A review by stephenmeansme
More Women of Wonder: Science Fiction Novelettes by Women About Women by Joanna Russ, Kate Wilhelm, Pamela Sargent, Ursula K. Le Guin, Leigh Brackett, C.L. Moore, Josephine Saxton, Joan D. Vinge

4.0

This is a little gem of a collection, sadly relegated to the cheap used-paperback bin. I'm on an active quest for the women of sf's past, not only because it turns out many of them were kickass writers but also to demolish for myself the weird myth in the contemporary sf&f discourse that somehow sf was all straight white men until, I dunno the Nineties? (Conveniently when the discourse writers were children, hm.)

So here we have novelettes by C. L. Moore, Leigh Brackett, Joanna Russ, Kate Wilhelm, and Joan D. Vinge - all of whom I knew - and also Josephine Saxton, whom I didn't. Plus a really good introductory essay by editor Pamela Sargent on women, women authors, and science fiction. There's a "Further Reading" section in the back, too, which is very nice.

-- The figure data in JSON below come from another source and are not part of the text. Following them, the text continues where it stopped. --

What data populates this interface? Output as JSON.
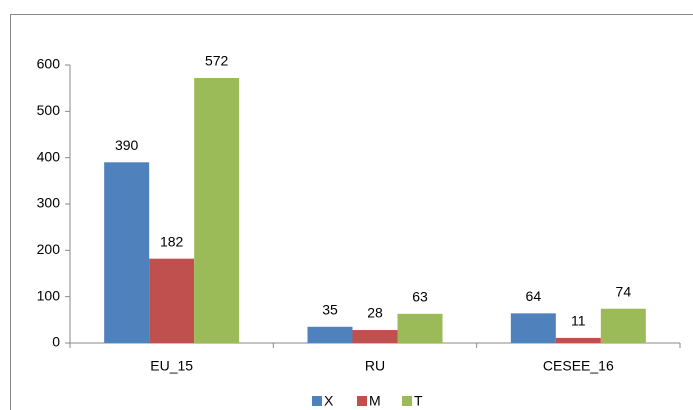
{
  "chart_data": {
    "type": "bar",
    "categories": [
      "EU_15",
      "RU",
      "CESEE_16"
    ],
    "series": [
      {
        "name": "X",
        "color": "#4f81bd",
        "values": [
          390,
          35,
          64
        ]
      },
      {
        "name": "M",
        "color": "#c0504d",
        "values": [
          182,
          28,
          11
        ]
      },
      {
        "name": "T",
        "color": "#9bbb59",
        "values": [
          572,
          63,
          74
        ]
      }
    ],
    "ylim": [
      0,
      600
    ],
    "yticks": [
      0,
      100,
      200,
      300,
      400,
      500,
      600
    ],
    "grid": false,
    "legend": "bottom"
  }
}
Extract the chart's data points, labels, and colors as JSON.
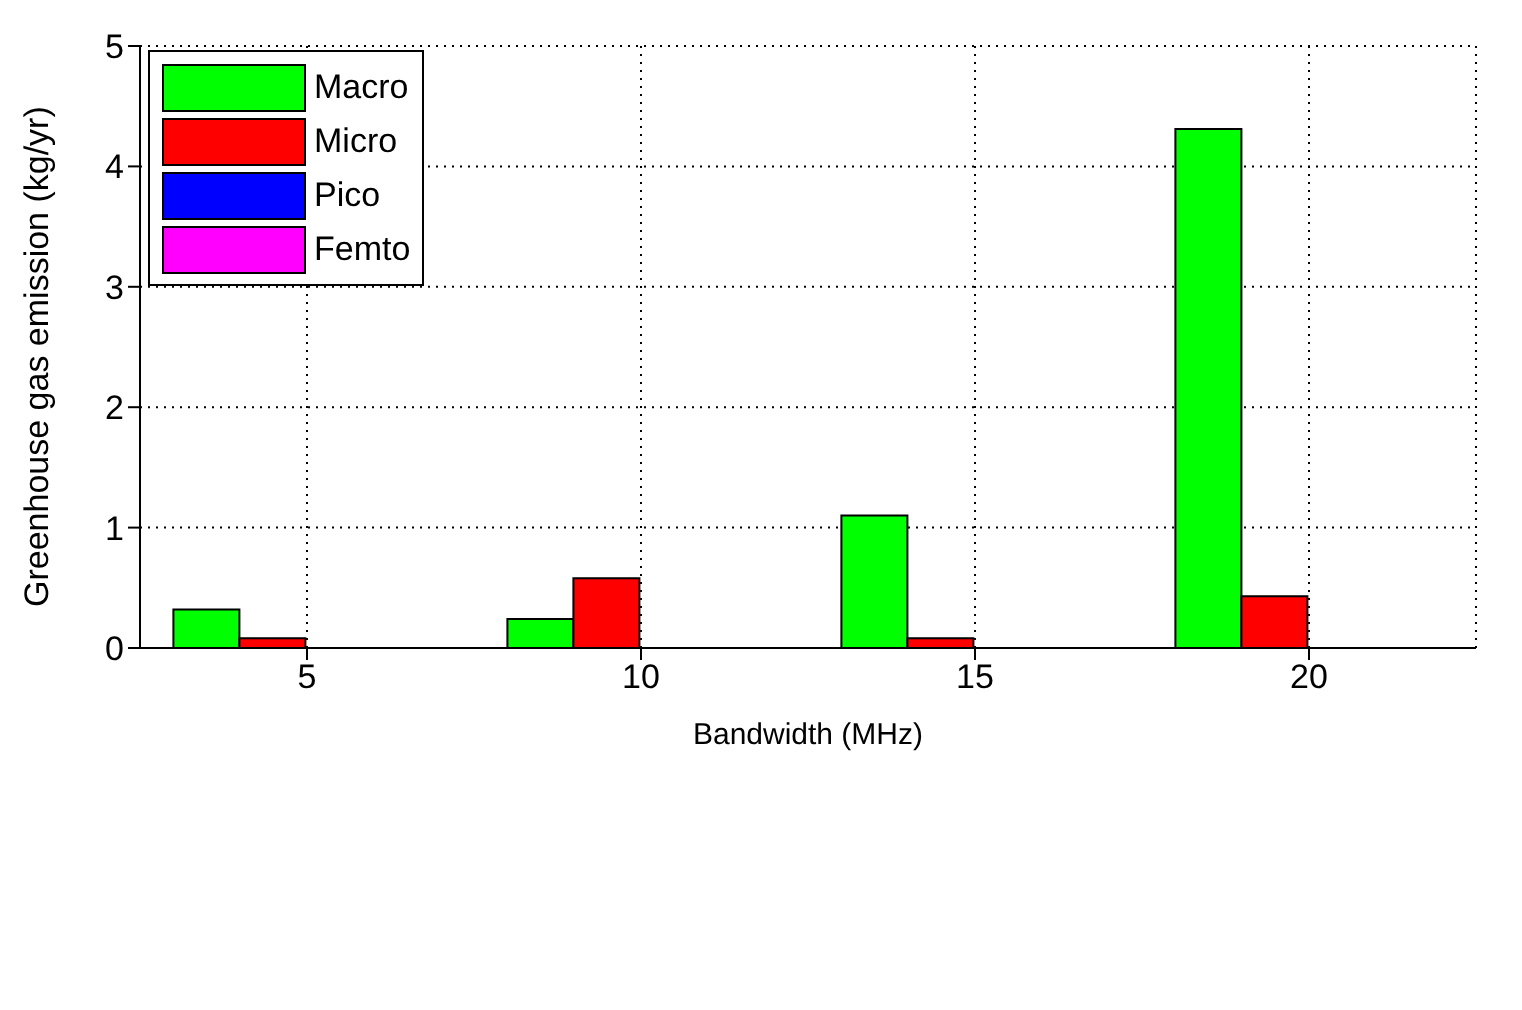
{
  "chart_data": {
    "type": "bar",
    "xlabel": "Bandwidth (MHz)",
    "ylabel": "Greenhouse gas emission (kg/yr)",
    "categories": [
      "5",
      "10",
      "15",
      "20"
    ],
    "series": [
      {
        "name": "Macro",
        "color": "#00ff00",
        "values": [
          0.32,
          0.24,
          1.1,
          4.31
        ]
      },
      {
        "name": "Micro",
        "color": "#ff0000",
        "values": [
          0.08,
          0.58,
          0.08,
          0.43
        ]
      },
      {
        "name": "Pico",
        "color": "#0000ff",
        "values": [
          0,
          0,
          0,
          0
        ]
      },
      {
        "name": "Femto",
        "color": "#ff00ff",
        "values": [
          0,
          0,
          0,
          0
        ]
      }
    ],
    "ylim": [
      0,
      5
    ],
    "yticks": [
      0,
      1,
      2,
      3,
      4,
      5
    ],
    "grid": true,
    "legend": "top left"
  }
}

Unfortunately, I don't know that the Moore and Brackett stories, which open the collection, are very good representatives of their work. Somewhat tellingly nether show up in their authors' BEST OF collections, so I would recommend that anyone go read those.

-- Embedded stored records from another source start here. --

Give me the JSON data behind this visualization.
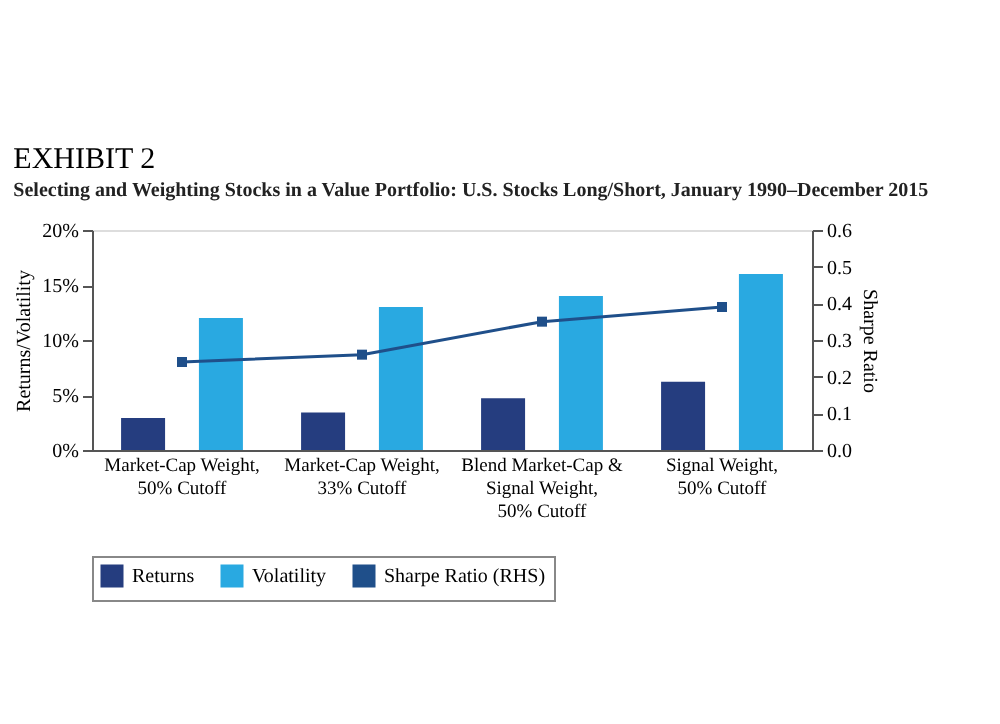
{
  "chart_data": {
    "type": "bar",
    "title": "EXHIBIT 2",
    "subtitle": "Selecting and Weighting Stocks in a Value Portfolio: U.S. Stocks Long/Short, January 1990–December 2015",
    "categories": [
      "Market-Cap Weight, 50% Cutoff",
      "Market-Cap Weight, 33% Cutoff",
      "Blend Market-Cap & Signal Weight, 50% Cutoff",
      "Signal Weight, 50% Cutoff"
    ],
    "ylabel": "Returns/Volatility",
    "y2label": "Sharpe Ratio",
    "ylim": [
      0,
      20
    ],
    "yticks": [
      {
        "value": 0,
        "label": "0%"
      },
      {
        "value": 5,
        "label": "5%"
      },
      {
        "value": 10,
        "label": "10%"
      },
      {
        "value": 15,
        "label": "15%"
      },
      {
        "value": 20,
        "label": "20%"
      }
    ],
    "y2lim": [
      0,
      0.6
    ],
    "y2ticks": [
      {
        "value": 0,
        "label": "0.0"
      },
      {
        "value": 0.1,
        "label": "0.1"
      },
      {
        "value": 0.2,
        "label": "0.2"
      },
      {
        "value": 0.3,
        "label": "0.3"
      },
      {
        "value": 0.4,
        "label": "0.4"
      },
      {
        "value": 0.5,
        "label": "0.5"
      },
      {
        "value": 0.6,
        "label": "0.6"
      }
    ],
    "series": [
      {
        "name": "Returns",
        "color": "#253d7f",
        "values": [
          2.9,
          3.4,
          4.7,
          6.2
        ]
      },
      {
        "name": "Volatility",
        "color": "#29a9e1",
        "values": [
          12,
          13,
          14,
          16
        ]
      },
      {
        "name": "Sharpe Ratio (RHS)",
        "type": "line",
        "axis": "y2",
        "color": "#1f4f8a",
        "values": [
          0.24,
          0.26,
          0.35,
          0.39
        ]
      }
    ],
    "marker": "square",
    "grid": false,
    "legend": "bottom"
  }
}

I had read Joanna Russ's story "The Second Inquisition" before - it's pretty good, a bit weird. The allegorical message didn't quite click for me, but YMMV.

Josephine Saxton was a new read, and "The Power of Time" was fine, but nothing in particular stood out.

Then we really start ramping up. I gave Kate Wilhelm's SOMERSET DREAMS AND OTHER STORIES collection 3 stars, it was solid but not as sfnal as I wanted. Well, "The Funeral" is basically a novella distillation of THE HANDMAID'S TALE but with actual feelings. Very well done.

Joan D. Vinge's "Tin Soldier" reminded me in some respects of Cordwainer Smith's "Scanners Live in Vain!" but gender-flipped. It's a love story with sfnal twists, and a play on a Hans Christian Anderson fairy tale to boot.

Finally, we have Ursula K. Le Guin, with a prequel story to THE DISPOSSESSED, extending that book's piercing look at political movements and systems. It's vaguely grotesque and sympathetic at the same time. It's really really good.

So four okay stories, three really good stories, and really good ancillary material. 3.5 stars, rounded up. There's lots of value here; only go read the Best Of collections I noted, too!